Un premier week-end très en retrait face à Superman
Selon les chiffres relayés par Le QG des Supers, Supergirl a généré 38 millions de dollars aux États-Unis, soit environ 52 M$ CAD, et 68 millions dans le monde, soit près de 93 M$ CAD, pour son premier week-end d’exploitation.
La comparaison avec Superman est immédiate. Le long-métrage avait ouvert à 125 millions de dollars aux États-Unis (environ 171 M$ CAD) et 220 millions dans le monde (près de 301 M$ CAD). L’écart est donc particulièrement marqué dès les premiers jours en salles.
Même si un box-office se construit sur plusieurs semaines, un lancement aussi discret réduit déjà la marge de manœuvre du film pour les prochaines étapes de son exploitation.

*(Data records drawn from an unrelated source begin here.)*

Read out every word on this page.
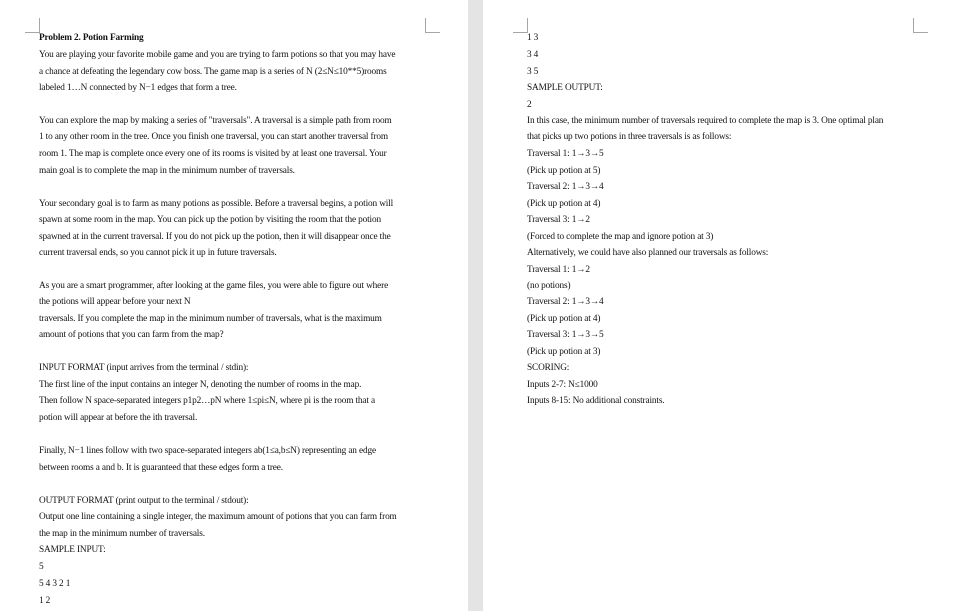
Problem 2. Potion Farming
You are playing your favorite mobile game and you are trying to farm potions so that you may have
a chance at defeating the legendary cow boss. The game map is a series of N (2≤N≤10**5)rooms
labeled 1…N connected by N−1 edges that form a tree.
You can explore the map by making a series of "traversals". A traversal is a simple path from room
1 to any other room in the tree. Once you finish one traversal, you can start another traversal from
room 1. The map is complete once every one of its rooms is visited by at least one traversal. Your
main goal is to complete the map in the minimum number of traversals.
Your secondary goal is to farm as many potions as possible. Before a traversal begins, a potion will
spawn at some room in the map. You can pick up the potion by visiting the room that the potion
spawned at in the current traversal. If you do not pick up the potion, then it will disappear once the
current traversal ends, so you cannot pick it up in future traversals.
As you are a smart programmer, after looking at the game files, you were able to figure out where
the potions will appear before your next N
traversals. If you complete the map in the minimum number of traversals, what is the maximum
amount of potions that you can farm from the map?
INPUT FORMAT (input arrives from the terminal / stdin):
The first line of the input contains an integer N, denoting the number of rooms in the map.
Then follow N space-separated integers p1p2…pN where 1≤pi≤N, where pi is the room that a
potion will appear at before the ith traversal.
Finally, N−1 lines follow with two space-separated integers ab(1≤a,b≤N) representing an edge
between rooms a and b. It is guaranteed that these edges form a tree.
OUTPUT FORMAT (print output to the terminal / stdout):
Output one line containing a single integer, the maximum amount of potions that you can farm from
the map in the minimum number of traversals.
SAMPLE INPUT:
5
5 4 3 2 1
1 2
1 3
3 4
3 5
SAMPLE OUTPUT:
2
In this case, the minimum number of traversals required to complete the map is 3. One optimal plan
that picks up two potions in three traversals is as follows:
Traversal 1: 1→3→5
(Pick up potion at 5)
Traversal 2: 1→3→4
(Pick up potion at 4)
Traversal 3: 1→2
(Forced to complete the map and ignore potion at 3)
Alternatively, we could have also planned our traversals as follows:
Traversal 1: 1→2
(no potions)
Traversal 2: 1→3→4
(Pick up potion at 4)
Traversal 3: 1→3→5
(Pick up potion at 3)
SCORING:
Inputs 2-7: N≤1000
Inputs 8-15: No additional constraints.
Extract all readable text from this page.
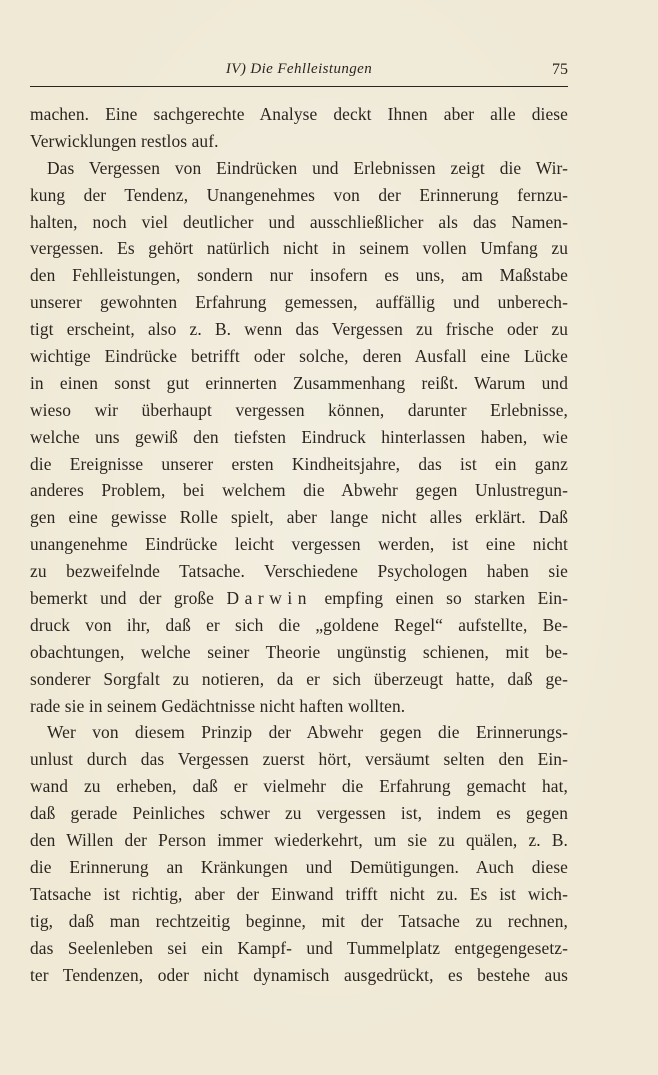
IV) Die Fehlleistungen	75
machen. Eine sachgerechte Analyse deckt Ihnen aber alle diese
Verwicklungen restlos auf.
Das Vergessen von Eindrücken und Erlebnissen zeigt die Wir-
kung der Tendenz, Unangenehmes von der Erinnerung fernzu-
halten, noch viel deutlicher und ausschließlicher als das Namen-
vergessen. Es gehört natürlich nicht in seinem vollen Umfang zu
den Fehlleistungen, sondern nur insofern es uns, am Maßstabe
unserer gewohnten Erfahrung gemessen, auffällig und unberech-
tigt erscheint, also z. B. wenn das Vergessen zu frische oder zu
wichtige Eindrücke betrifft oder solche, deren Ausfall eine Lücke
in einen sonst gut erinnerten Zusammenhang reißt. Warum und
wieso wir überhaupt vergessen können, darunter Erlebnisse,
welche uns gewiß den tiefsten Eindruck hinterlassen haben, wie
die Ereignisse unserer ersten Kindheitsjahre, das ist ein ganz
anderes Problem, bei welchem die Abwehr gegen Unlustregun-
gen eine gewisse Rolle spielt, aber lange nicht alles erklärt. Daß
unangenehme Eindrücke leicht vergessen werden, ist eine nicht
zu bezweifelnde Tatsache. Verschiedene Psychologen haben sie
bemerkt und der große Darwin empfing einen so starken Ein-
druck von ihr, daß er sich die „goldene Regel“ aufstellte, Be-
obachtungen, welche seiner Theorie ungünstig schienen, mit be-
sonderer Sorgfalt zu notieren, da er sich überzeugt hatte, daß ge-
rade sie in seinem Gedächtnisse nicht haften wollten.
Wer von diesem Prinzip der Abwehr gegen die Erinnerungs-
unlust durch das Vergessen zuerst hört, versäumt selten den Ein-
wand zu erheben, daß er vielmehr die Erfahrung gemacht hat,
daß gerade Peinliches schwer zu vergessen ist, indem es gegen
den Willen der Person immer wiederkehrt, um sie zu quälen, z. B.
die Erinnerung an Kränkungen und Demütigungen. Auch diese
Tatsache ist richtig, aber der Einwand trifft nicht zu. Es ist wich-
tig, daß man rechtzeitig beginne, mit der Tatsache zu rechnen,
das Seelenleben sei ein Kampf- und Tummelplatz entgegengesetz-
ter Tendenzen, oder nicht dynamisch ausgedrückt, es bestehe aus
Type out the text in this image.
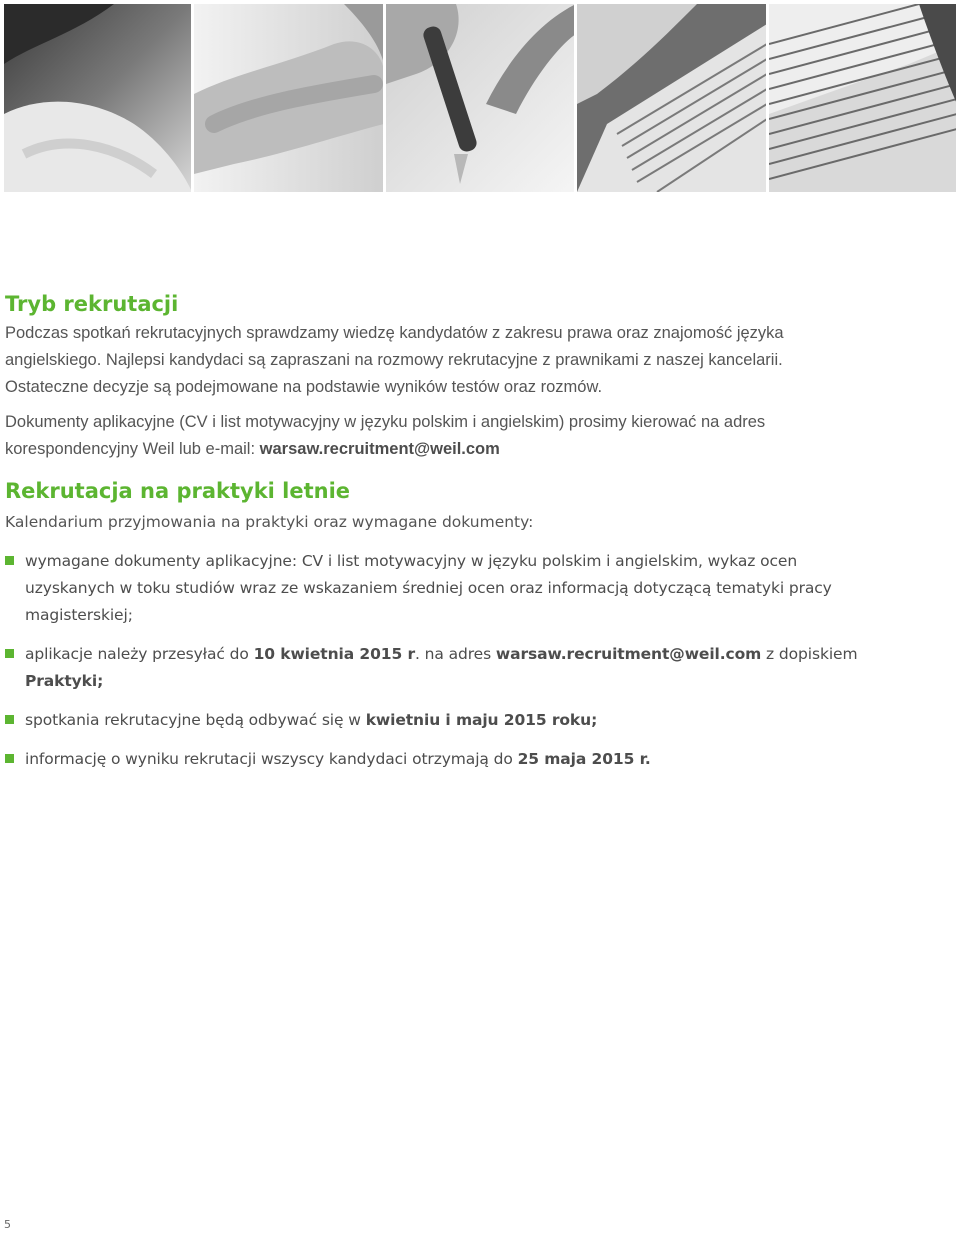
Tryb rekrutacji

Podczas spotkań rekrutacyjnych sprawdzamy wiedzę kandydatów z zakresu prawa oraz znajomość języka

angielskiego. Najlepsi kandydaci są zapraszani na rozmowy rekrutacyjne z prawnikami z naszej kancelarii.

Ostateczne decyzje są podejmowane na podstawie wyników testów oraz rozmów.

Dokumenty aplikacyjne (CV i list motywacyjny w języku polskim i angielskim) prosimy kierować na adres

korespondencyjny Weil lub e-mail: warsaw.recruitment@weil.com

Rekrutacja na praktyki letnie

Kalendarium przyjmowania na praktyki oraz wymagane dokumenty:

wymagane dokumenty aplikacyjne: CV i list motywacyjny w języku polskim i angielskim, wykaz ocen
uzyskanych w toku studiów wraz ze wskazaniem średniej ocen oraz informacją dotyczącą tematyki pracy
magisterskiej;
aplikacje należy przesyłać do 10 kwietnia 2015 r. na adres warsaw.recruitment@weil.com z dopiskiem
Praktyki;
spotkania rekrutacyjne będą odbywać się w kwietniu i maju 2015 roku;
informację o wyniku rekrutacji wszyscy kandydaci otrzymają do 25 maja 2015 r.
5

Un objectif de rentabilité déjà sous surveillance
D’après Variety, Supergirl aurait coûté environ 170 millions de dollars à produire, soit près de 233 M$ CAD, hors dépenses marketing. Le média estime que le film devra atteindre au moins 375 millions de dollars de recettes mondiales, environ 514 M$ CAD, pour franchir son seuil de rentabilité.
L’objectif paraît ambitieux après un premier week-end limité à 68 millions de dollars. Les prochaines semaines seront donc déterminantes, notamment grâce au bouche-à-oreille et aux performances sur les marchés internationaux.
Pour DC Studios, l’enjeu dépasse les seuls résultats de Supergirl. Après le succès initial de Superman, les attentes étaient élevées autour de cette nouvelle héroïne. Les prochains chiffres permettront de savoir si le film peut inverser la tendance ou si ce démarrage pèsera durablement sur son parcours en salles.